Pensei, senti, que não devia ser exceção sentir que “até” há muito para se ouvir
de um “velhotinho”. Que devia ser óbvio para nós, desde que começamos a
caminhar, que os passos de quem por cá mais andou trazem sabedoria aos
passos que daremos.
Há muito, na idade que vai passando. Há vida infinita, conhecimento, experiência,
sabor. Há História em primeira pessoa, factos e objetos de tempos que foram
diferentes. Há vivências de uma vida em que as regras, o sistema, as ruas, a
política, a comida eram diferentes. Há lições de Sociologia, de Antropologia, de
Filosofia, a serem ditadas na primeira pessoa. Há conhecimento de que
necessitamos, tempo dado ao passado para construir e perceber o presente, para
criar o futuro.
A idade far-me-á com certeza ainda mais teimosa, mais insistente, menos
paciente. Ouvirei mal as perguntas que me façam, custar-me-á articular
respostas rápidas, quem sabe.
Nessa altura, que me desculpem se os ouvidos não deixarem entrar as perguntas
tão velozmente quanto desejam, e as respostas não saiam tão coerentes quanto
precisem. Mas sentem-se comigo. Sentem-se comigo, e com os outros como eu, e
esperem que as histórias venham, no tempo ao nosso tempo. Teremos muito
para contar, em forma de vivências que o tempo trouxer.
Porque os anos trazem histórias. E as histórias de tempos que já passaram darão
um contexto e uma continuidade ao que, quem ouve , estará a criar e a construir
de si. Os meus passos, e os dos outros “velhotinhos”, darão um passado com o
que construir os futuros de quem se sente connosco, a ouvir, a beber, a rir, a falar
alto, a inventar.
Levanto, por isso, a cabeça ao tempo por vir, ao tempo a andar, à idade a avançar.
Levanto a cabeça para o ver, para o ver com bons olhos, com dignidade de quem
resiste ao tempo e cá permanece, cheio de mundo.
Baixo, por isso, a cabeça, em sinal de respeituoso afeto pela sabedoria
acumulada, pela resistência de quem viu o tempo passar e cá ficou, a viver os
dias e a criar-se neles, mesmo depois de retirados de uma profissão, do papel de
chefe de família, ou da carta de conduzir.

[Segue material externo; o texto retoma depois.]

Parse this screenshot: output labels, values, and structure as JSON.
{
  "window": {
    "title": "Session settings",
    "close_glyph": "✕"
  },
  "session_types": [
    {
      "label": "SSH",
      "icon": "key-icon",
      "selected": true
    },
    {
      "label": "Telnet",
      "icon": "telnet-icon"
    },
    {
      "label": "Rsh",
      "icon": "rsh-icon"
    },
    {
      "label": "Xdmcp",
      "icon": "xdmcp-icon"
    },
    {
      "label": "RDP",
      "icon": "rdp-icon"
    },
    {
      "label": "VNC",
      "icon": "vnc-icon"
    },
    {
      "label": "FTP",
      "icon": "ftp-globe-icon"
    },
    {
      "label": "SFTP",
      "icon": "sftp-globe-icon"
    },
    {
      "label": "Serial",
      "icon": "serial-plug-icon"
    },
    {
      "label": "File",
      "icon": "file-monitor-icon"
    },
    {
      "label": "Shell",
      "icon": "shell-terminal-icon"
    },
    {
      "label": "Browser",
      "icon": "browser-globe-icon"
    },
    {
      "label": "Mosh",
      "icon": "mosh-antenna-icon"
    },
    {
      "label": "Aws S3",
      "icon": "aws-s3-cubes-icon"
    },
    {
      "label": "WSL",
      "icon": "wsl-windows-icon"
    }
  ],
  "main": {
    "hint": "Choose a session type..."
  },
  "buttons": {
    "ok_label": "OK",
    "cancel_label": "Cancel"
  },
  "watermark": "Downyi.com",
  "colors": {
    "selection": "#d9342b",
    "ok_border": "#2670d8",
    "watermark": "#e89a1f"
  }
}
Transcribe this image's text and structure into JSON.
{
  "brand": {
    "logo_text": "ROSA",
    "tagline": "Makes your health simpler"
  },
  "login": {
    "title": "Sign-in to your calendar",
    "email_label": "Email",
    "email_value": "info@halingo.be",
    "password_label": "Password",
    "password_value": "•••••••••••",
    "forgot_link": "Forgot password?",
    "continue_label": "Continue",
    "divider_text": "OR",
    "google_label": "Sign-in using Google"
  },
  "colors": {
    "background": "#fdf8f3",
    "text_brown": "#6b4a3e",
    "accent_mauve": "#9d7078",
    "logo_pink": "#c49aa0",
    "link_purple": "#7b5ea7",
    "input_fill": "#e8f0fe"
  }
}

Construa-se, pois, um futuro em que o envelhecer nos dê referências, nos conte
histórias, e nos dê raízes.
A nós, que ainda não somos velhinhos, cresça-nos a vontade de começar a criar,
nas gerações que depois terão de nos ouvir as histórias, uma imagem bela,
poderosa e rica do que queremos que seja o envelhecer.
Leio as palavras do Tiago Pereira, a propósito da sua “A Música portuguesa a
gostar dela própria” e ecoam: “Porque faço o que faço? Porque acredito num mundo
melhor, acredito que as coisas podem ser de outra maneira (…). Acredito no ouvir e acredito
que é preciso consciencializar todos a ouvirem os mais velhos, a escutarem os avós!”. Ecoam.
Animem-se, pois, os projetos** que iluminem a riqueza dos anos a passar.
Multipliquem-se as imagens das capacidades que permanecem e se ganham,
mais do que as faculdades que se perdem. Potencie-se a imagem do que é “ser
velho”, enobreça-se a resistência à idade e à vida a passar.
Porque “viver todos os dias cansa”, como diz o Pedro Paixão, e quem viveu mais
merece a homenagem por ter resistido a mais dias de chuva e vento.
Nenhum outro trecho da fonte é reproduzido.